Maria Sibylla Merian (1647-1717) led an incredible life of passion and liberty—especially for a woman of her time. Born in Germany in a family of artists (she was the daughter of renowned engraver Matthaüs Merian the Older), she developed a taste for painting from a very young age. She was 8 when she drew her first watercolours, representing the caterpillars she’d observe in her garden. When her father died, her mother remarried Jacob Marrell, a painter who taught his stepchildren how to paint. Maria was also the cousin of Jacob Christoph Le Blon, who invented the first process for printing in three colours. As Pauline Laurent and Luc Menapace underline on their BNF blog dedicated to Merian: “The fact that Maria Sibylla mastered engraving technics is tightly linked to her familial and professional backgrounds.”

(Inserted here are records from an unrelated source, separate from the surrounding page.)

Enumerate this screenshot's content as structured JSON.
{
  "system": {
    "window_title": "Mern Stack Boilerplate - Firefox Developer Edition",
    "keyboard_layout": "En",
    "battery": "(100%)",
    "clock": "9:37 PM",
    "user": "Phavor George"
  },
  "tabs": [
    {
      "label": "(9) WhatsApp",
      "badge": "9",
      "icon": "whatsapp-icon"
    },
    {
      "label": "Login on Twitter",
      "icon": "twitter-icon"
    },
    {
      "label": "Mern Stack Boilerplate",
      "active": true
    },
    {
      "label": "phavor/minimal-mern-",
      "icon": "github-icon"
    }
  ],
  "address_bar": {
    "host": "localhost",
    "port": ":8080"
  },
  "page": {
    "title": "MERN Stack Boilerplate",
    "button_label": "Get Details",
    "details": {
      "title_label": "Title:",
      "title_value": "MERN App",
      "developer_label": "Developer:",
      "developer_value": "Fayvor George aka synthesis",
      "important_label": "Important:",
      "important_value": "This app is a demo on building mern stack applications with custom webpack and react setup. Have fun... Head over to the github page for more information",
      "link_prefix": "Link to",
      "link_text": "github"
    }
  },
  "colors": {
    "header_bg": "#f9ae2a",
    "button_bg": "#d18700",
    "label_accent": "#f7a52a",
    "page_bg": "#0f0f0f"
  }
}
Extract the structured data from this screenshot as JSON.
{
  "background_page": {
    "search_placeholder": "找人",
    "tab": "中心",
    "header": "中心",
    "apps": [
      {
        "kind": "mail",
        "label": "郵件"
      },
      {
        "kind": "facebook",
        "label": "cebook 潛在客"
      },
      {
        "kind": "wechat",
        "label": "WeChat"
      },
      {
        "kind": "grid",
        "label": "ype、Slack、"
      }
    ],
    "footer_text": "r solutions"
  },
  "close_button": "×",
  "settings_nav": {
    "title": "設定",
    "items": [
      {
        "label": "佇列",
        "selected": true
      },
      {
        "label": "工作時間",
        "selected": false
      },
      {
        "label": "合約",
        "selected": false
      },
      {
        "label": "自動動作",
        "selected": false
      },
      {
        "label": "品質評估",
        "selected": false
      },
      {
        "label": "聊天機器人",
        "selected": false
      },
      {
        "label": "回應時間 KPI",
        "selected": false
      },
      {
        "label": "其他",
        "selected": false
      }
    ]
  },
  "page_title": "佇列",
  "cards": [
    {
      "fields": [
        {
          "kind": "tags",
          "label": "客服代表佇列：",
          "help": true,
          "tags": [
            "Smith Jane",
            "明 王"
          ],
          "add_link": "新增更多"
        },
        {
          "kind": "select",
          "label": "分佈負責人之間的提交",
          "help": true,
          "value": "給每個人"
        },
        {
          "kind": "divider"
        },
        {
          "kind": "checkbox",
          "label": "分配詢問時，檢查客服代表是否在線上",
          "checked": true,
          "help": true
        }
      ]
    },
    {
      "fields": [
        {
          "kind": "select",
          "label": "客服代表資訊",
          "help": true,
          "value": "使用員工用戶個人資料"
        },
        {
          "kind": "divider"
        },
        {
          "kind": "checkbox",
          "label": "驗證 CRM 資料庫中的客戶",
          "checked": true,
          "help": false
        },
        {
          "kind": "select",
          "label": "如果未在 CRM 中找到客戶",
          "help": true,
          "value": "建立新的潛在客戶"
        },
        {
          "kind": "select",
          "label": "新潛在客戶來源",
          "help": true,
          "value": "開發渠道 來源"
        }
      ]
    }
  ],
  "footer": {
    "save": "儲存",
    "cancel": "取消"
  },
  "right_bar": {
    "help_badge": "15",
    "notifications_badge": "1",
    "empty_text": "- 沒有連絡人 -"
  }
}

Maria Sibylla moved to Nuremberg with her husband, where she published her first work in 1679, a series of engravings showing the relationship between caterpillars and their respective host plants. At 38, she did an incredible thing for the time: she divorced her husband. Actually, the BNF states: “She declared herself a widow while her husband was still alive.” She joined a Jesuit congregation in Holland with her daughter, where she came across a collection of butterflies that came from the Dutch colony of Surinam, in South America. She then took another unbelievable step: aged 52, she embarked for Paramaribo, Surinam—a naturalist trip.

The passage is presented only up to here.